Health-care support workers could strike Oct. 8

More than 25,000 health-care support workers could go on strike Oct. 8.

The health-care support staff members work at hospitals and personal care homes, and in the provincial home-care program. The workers include health-care aides, laundry workers, dietary aides, ward clerks, recreation co-ordinators and other support staff.

The Canadian Union of Public Employees Local 204 and the Manitoba Government and General Employees’ Union announced the potential strike date at a joint news conference Tuesday morning. CUPE represents support staff members with Shared Health, the Winnipeg Regional Health Authority and Southern Health, while the MGEU represents support workers in the Prairie Mountain and Interlake-Eastern health regions.

The unions said their bargaining committees are ready to return to negotiating as soon as possible to try and reach a settlement before Oct. 8. In the event of a strike, agreements have been negotiated, as required by provincial legislation, to ensure essential health-care services continue.

“If Manitoba is serious about fixing health care, it will need to resolve the health-care staffing crisis, and that means paying fair and competitive wages for health-care support workers,” CUPE local president Gina McKay said in a news release handed out at the news conference.

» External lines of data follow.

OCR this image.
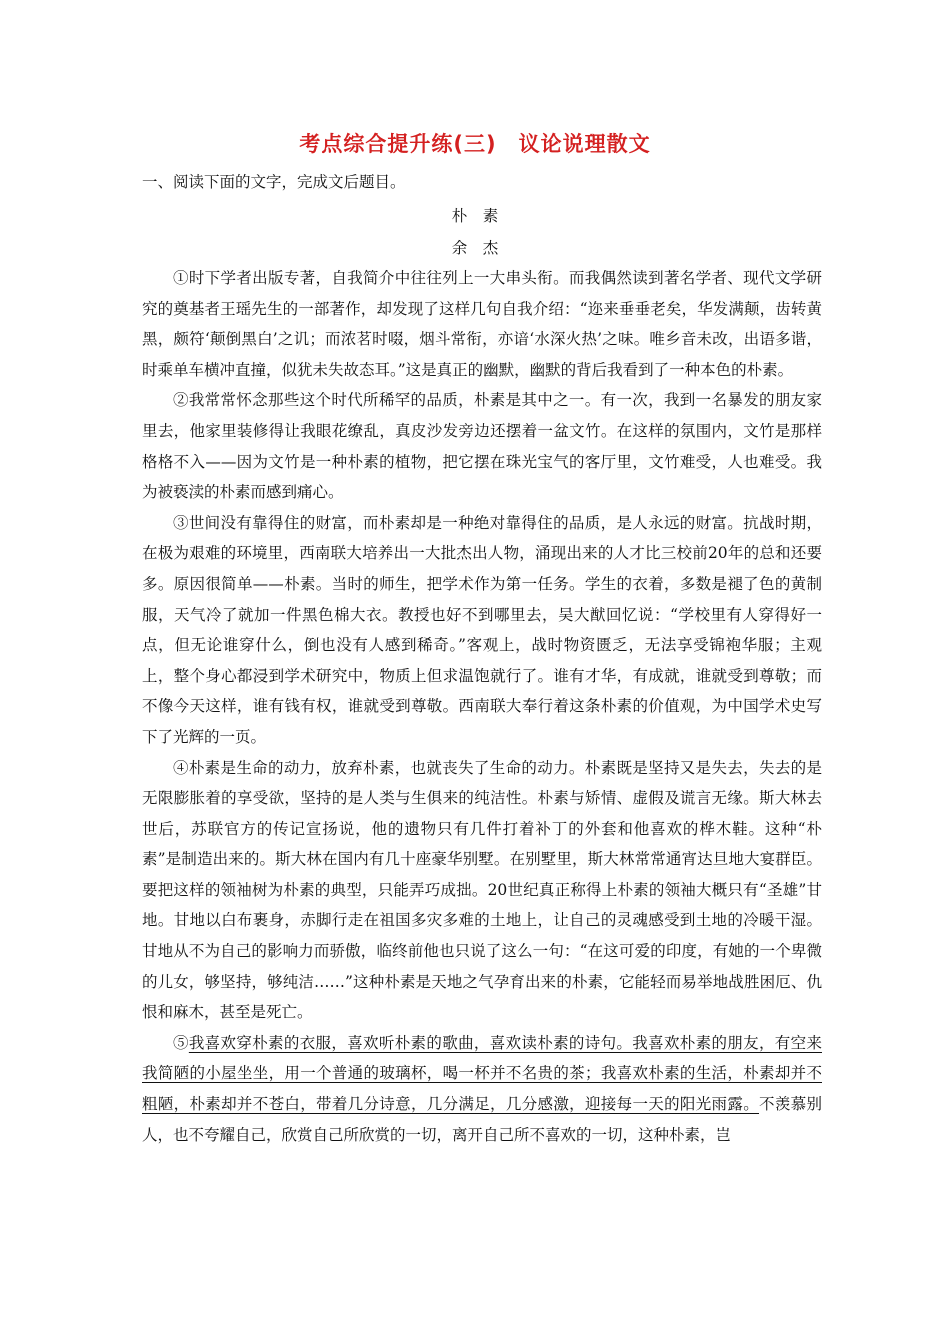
考点综合提升练(三)　议论说理散文
一、阅读下面的文字，完成文后题目。
朴　素
余　杰

①时下学者出版专著，自我简介中往往列上一大串头衔。而我偶然读到著名学者、现代文学研究的奠基者王瑶先生的一部著作，却发现了这样几句自我介绍：“迩来垂垂老矣，华发满颠，齿转黄黑，颇符‘颠倒黑白’之讥；而浓茗时啜，烟斗常衔，亦谙‘水深火热’之味。唯乡音未改，出语多谐，时乘单车横冲直撞，似犹未失故态耳。”这是真正的幽默，幽默的背后我看到了一种本色的朴素。

②我常常怀念那些这个时代所稀罕的品质，朴素是其中之一。有一次，我到一名暴发的朋友家里去，他家里装修得让我眼花缭乱，真皮沙发旁边还摆着一盆文竹。在这样的氛围内，文竹是那样格格不入——因为文竹是一种朴素的植物，把它摆在珠光宝气的客厅里，文竹难受，人也难受。我为被亵渎的朴素而感到痛心。

③世间没有靠得住的财富，而朴素却是一种绝对靠得住的品质，是人永远的财富。抗战时期，在极为艰难的环境里，西南联大培养出一大批杰出人物，涌现出来的人才比三校前20年的总和还要多。原因很简单——朴素。当时的师生，把学术作为第一任务。学生的衣着，多数是褪了色的黄制服，天气冷了就加一件黑色棉大衣。教授也好不到哪里去，吴大猷回忆说：“学校里有人穿得好一点，但无论谁穿什么，倒也没有人感到稀奇。”客观上，战时物资匮乏，无法享受锦袍华服；主观上，整个身心都浸到学术研究中，物质上但求温饱就行了。谁有才华，有成就，谁就受到尊敬；而不像今天这样，谁有钱有权，谁就受到尊敬。西南联大奉行着这条朴素的价值观，为中国学术史写下了光辉的一页。

④朴素是生命的动力，放弃朴素，也就丧失了生命的动力。朴素既是坚持又是失去，失去的是无限膨胀着的享受欲，坚持的是人类与生俱来的纯洁性。朴素与矫情、虚假及谎言无缘。斯大林去世后，苏联官方的传记宣扬说，他的遗物只有几件打着补丁的外套和他喜欢的桦木鞋。这种“朴素”是制造出来的。斯大林在国内有几十座豪华别墅。在别墅里，斯大林常常通宵达旦地大宴群臣。要把这样的领袖树为朴素的典型，只能弄巧成拙。20世纪真正称得上朴素的领袖大概只有“圣雄”甘地。甘地以白布裹身，赤脚行走在祖国多灾多难的土地上，让自己的灵魂感受到土地的冷暖干湿。甘地从不为自己的影响力而骄傲，临终前他也只说了这么一句：“在这可爱的印度，有她的一个卑微的儿女，够坚持，够纯洁……”这种朴素是天地之气孕育出来的朴素，它能轻而易举地战胜困厄、仇恨和麻木，甚至是死亡。

⑤我喜欢穿朴素的衣服，喜欢听朴素的歌曲，喜欢读朴素的诗句。我喜欢朴素的朋友，有空来我简陋的小屋坐坐，用一个普通的玻璃杯，喝一杯并不名贵的茶；我喜欢朴素的生活，朴素却并不粗陋，朴素却并不苍白，带着几分诗意，几分满足，几分感激，迎接每一天的阳光雨露。不羡慕别人，也不夸耀自己，欣赏自己所欣赏的一切，离开自己所不喜欢的一切，这种朴素，岂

“Health-care jobs that were once seen as highly desirable are just not competitive anymore. The result is increasing staff vacancy rates that are negatively affecting patients and residents.”

The unions previously said workers have been “in a possible strike position” since mid-August and that a strike would affect health-care facilities and personal care homes in communities including Winnipeg, Brandon, Steinbach, Selkirk and Portage la Prairie.

“You can’t expect to fix health care if you have the lowest-paid health workers in Canada. The employers’ last offer just doesn’t do enough to recruit and retain the workers needed to run our health care,” MGEU president Kyle Ross said in the release.

Health-care workers represented by MGEU rejected a contract offer last month. MGEU said at the time the province’s starting wage for support workers was $17.07 an hour, the lowest in the country, and the rejected deal included a one per cent wage increase retroactive to April 1 and an 11.25 per cent wage hike spread over the four years of the contract.

Workers represented by CUPE also rejected their offer and voted to strike after the union recommended workers accept the offer.